I can’t imagine how previous generations dealt without the social crutches technology affords us. Take, for example, this familiar scenario: As you’re walking down a long straight road, a single figure heads towards you. They seem far away enough to strain your eyes and look at them. Terrible mistake. It’s that girl you went to dance class with for six weeks when you were twelve. Vague recognition, your gazes lock against your will, her beady eyes boring into yours like some sort of awkward-situation tractor beam. There’s still too much time to say hello, even a wave could be construed as an offensive gesture. Out comes the phone. If you’re one of those people who pretend to make a call and turn your head away as she passes, then you are scum. But most of us will just stare at the tiny machine until the last possible moment, and then whip up our heads in a maniacal smile, trying to arrange our faces with into an expression both eager and nonchalant. The eyes usually end up crossing.

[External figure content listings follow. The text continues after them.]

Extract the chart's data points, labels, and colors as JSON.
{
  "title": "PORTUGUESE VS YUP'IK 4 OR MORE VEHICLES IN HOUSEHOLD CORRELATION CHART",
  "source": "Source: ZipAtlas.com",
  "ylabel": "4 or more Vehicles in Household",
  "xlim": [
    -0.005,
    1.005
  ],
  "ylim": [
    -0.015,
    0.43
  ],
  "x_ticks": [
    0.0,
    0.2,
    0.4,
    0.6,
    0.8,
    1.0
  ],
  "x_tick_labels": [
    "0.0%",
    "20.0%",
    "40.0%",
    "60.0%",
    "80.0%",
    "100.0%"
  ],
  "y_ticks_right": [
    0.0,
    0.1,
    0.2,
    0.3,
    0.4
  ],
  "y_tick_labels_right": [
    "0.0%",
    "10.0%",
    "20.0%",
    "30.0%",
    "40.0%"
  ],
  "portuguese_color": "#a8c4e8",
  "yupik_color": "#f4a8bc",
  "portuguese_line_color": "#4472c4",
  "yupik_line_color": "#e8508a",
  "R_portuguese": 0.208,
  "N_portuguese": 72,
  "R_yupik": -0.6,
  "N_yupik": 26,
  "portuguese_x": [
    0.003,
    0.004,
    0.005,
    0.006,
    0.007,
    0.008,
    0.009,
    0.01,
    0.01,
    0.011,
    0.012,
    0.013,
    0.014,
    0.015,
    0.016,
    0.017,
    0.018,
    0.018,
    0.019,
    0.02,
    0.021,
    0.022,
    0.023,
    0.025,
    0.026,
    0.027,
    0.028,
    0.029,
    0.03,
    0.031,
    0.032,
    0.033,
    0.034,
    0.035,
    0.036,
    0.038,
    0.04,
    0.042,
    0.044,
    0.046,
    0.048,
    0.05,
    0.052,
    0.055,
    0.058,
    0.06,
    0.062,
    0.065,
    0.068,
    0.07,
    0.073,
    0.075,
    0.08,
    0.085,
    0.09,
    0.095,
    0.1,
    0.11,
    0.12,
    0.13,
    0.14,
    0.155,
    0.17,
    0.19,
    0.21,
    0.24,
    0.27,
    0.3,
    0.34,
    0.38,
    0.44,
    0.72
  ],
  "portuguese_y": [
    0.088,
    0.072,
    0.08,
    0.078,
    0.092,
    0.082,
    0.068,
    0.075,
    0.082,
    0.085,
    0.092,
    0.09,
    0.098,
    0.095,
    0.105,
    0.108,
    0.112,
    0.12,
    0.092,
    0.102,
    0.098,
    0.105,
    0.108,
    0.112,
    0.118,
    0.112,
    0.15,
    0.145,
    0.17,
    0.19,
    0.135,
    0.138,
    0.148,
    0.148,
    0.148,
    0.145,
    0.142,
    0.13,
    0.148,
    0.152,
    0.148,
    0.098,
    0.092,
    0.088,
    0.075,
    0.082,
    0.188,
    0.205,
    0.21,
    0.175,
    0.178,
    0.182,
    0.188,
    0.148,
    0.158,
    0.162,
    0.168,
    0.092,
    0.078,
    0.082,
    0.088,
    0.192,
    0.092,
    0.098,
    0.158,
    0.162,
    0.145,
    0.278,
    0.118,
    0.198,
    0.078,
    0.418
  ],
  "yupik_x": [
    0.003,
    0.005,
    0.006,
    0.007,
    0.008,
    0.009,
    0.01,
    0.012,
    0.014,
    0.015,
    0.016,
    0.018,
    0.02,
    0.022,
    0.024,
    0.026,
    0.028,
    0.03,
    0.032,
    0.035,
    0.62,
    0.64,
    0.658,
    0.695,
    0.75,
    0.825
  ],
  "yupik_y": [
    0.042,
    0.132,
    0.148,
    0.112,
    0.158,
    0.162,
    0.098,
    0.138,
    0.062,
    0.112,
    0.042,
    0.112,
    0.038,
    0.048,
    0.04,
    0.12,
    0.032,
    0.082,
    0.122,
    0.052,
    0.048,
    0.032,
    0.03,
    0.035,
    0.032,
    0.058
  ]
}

There’s certainly some sort of naked fear that comes with tenuous human connection. The flash of sheer awkwardness that passes between two people who don’t really know each other, or want to, is one of life’s infrequent moments of truth. I find that there are some people in college who I’ve been saying hello to for four years, but have never actually spoken to. Well, I tried it at the start of this year, and actually found it takes less effort to get to know someone as it does to avoid them. The bridge between friendship and acquaintance can be an arduous one, put off for years in some cases. But most of the time, if you make the effort to get to know someone, it will pay off. And not only will you expand your social circle, but you’ll finally be able to walk through college without the fear of social awkwardness.